We do not provide a training dataset for this competition. Participants can use publicly available data under a common-use license or other public research datasets such as Products10K.
Please note the following points while using an external dataset for this challenge:
Please use images with creative commons licence. If you use images from browser search or google images, please ensure they contain a creative commons licence.
While using an existing public dataset, ensure that it explicitly states that it can be used for non-commercial or research purposes. For example: Products10K
Depending on the data source, other terms might be used. Please ensure the term of usage and licensing abides by the above-stated points.
Declaring Dataset
If you collect your dataset and use it for training, we request that you make it available to other participants and organisers with a license which allows it to be used in that competition. You can do so by sharing the link on this thread. This needs to be done by April 9th, 2023.

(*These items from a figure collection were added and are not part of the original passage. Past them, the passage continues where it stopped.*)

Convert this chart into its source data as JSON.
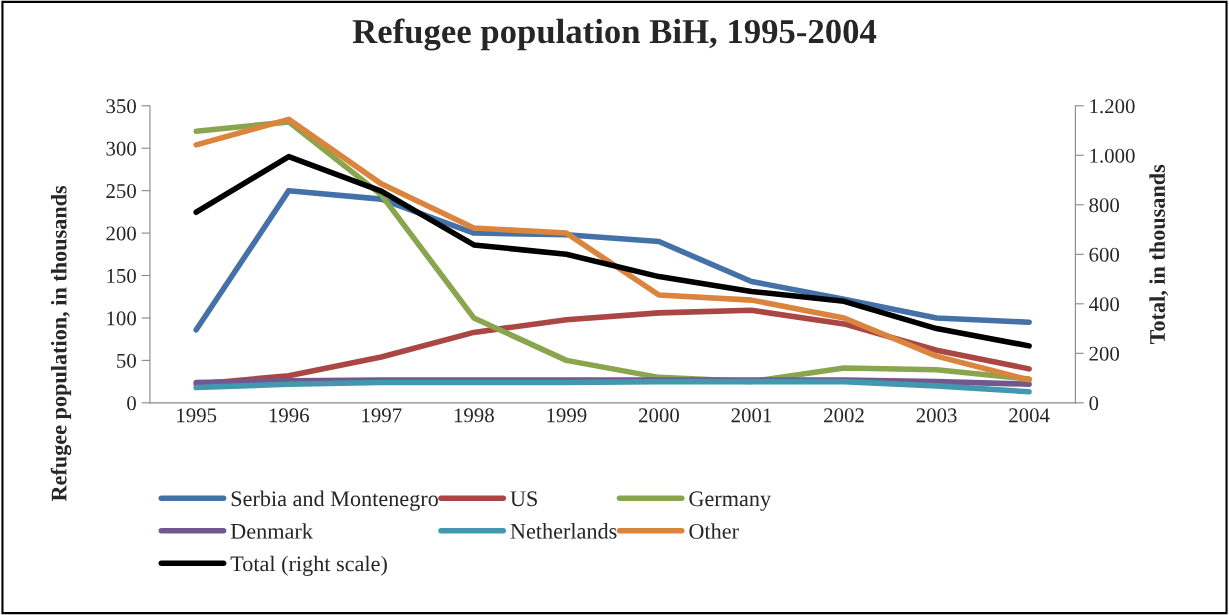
{
  "chart_data": {
    "type": "line",
    "title": "Refugee population BiH, 1995-2004",
    "ylabel": "Refugee population, in thousands",
    "y2label": "Total, in thousands",
    "categories": [
      "1995",
      "1996",
      "1997",
      "1998",
      "1999",
      "2000",
      "2001",
      "2002",
      "2003",
      "2004"
    ],
    "series": [
      {
        "name": "Serbia and Montenegro",
        "color": "#4472a8",
        "values": [
          86,
          250,
          240,
          200,
          198,
          190,
          143,
          122,
          100,
          95
        ]
      },
      {
        "name": "US",
        "color": "#aa4643",
        "values": [
          22,
          32,
          54,
          83,
          98,
          106,
          109,
          93,
          62,
          40
        ]
      },
      {
        "name": "Germany",
        "color": "#89a54e",
        "values": [
          320,
          331,
          245,
          100,
          50,
          30,
          25,
          41,
          39,
          28
        ]
      },
      {
        "name": "Denmark",
        "color": "#71588f",
        "values": [
          24,
          26,
          27,
          27,
          27,
          27,
          27,
          27,
          25,
          22
        ]
      },
      {
        "name": "Netherlands",
        "color": "#4198af",
        "values": [
          18,
          22,
          24,
          24,
          24,
          25,
          25,
          25,
          20,
          13
        ]
      },
      {
        "name": "Other",
        "color": "#db843d",
        "values": [
          304,
          334,
          258,
          206,
          200,
          127,
          121,
          100,
          55,
          27
        ]
      },
      {
        "name": "Total (right scale)",
        "color": "#000000",
        "axis": "y2",
        "values": [
          770,
          995,
          855,
          638,
          600,
          510,
          450,
          410,
          300,
          230
        ]
      }
    ],
    "ylim": [
      0,
      350
    ],
    "yticks": [
      0,
      50,
      100,
      150,
      200,
      250,
      300,
      350
    ],
    "y2lim": [
      0,
      1200
    ],
    "y2ticks": [
      0,
      200,
      400,
      600,
      800,
      {
        "value": 1000,
        "label": "1.000"
      },
      {
        "value": 1200,
        "label": "1.200"
      }
    ],
    "legend": "bottom",
    "grid": false,
    "marker": "none",
    "line_style": "solid"
  }
}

For any further queries regarding the dataset, please comment on this post.
Yes, attaching a public link would be sufficient. If the pre-trained models are available in popular libraries like timm or torchvision, a link to them will also suffice.
Is this mean we need to publish the pre-trained models we used? Even though they are publically available?
I thought we need to publish the datasets or models if they are not publically available. For example, if someone collects data via web scrapping or someone uses a pre-trained model that is not publically available.
Link to DyML Product doesn’t work for me.
Also web scraping is a very sensitive subject since you need to ensure that every image comes with Creative Commons license.
As mentioned above Shopee dataset was allowed only for that Kaggle competition.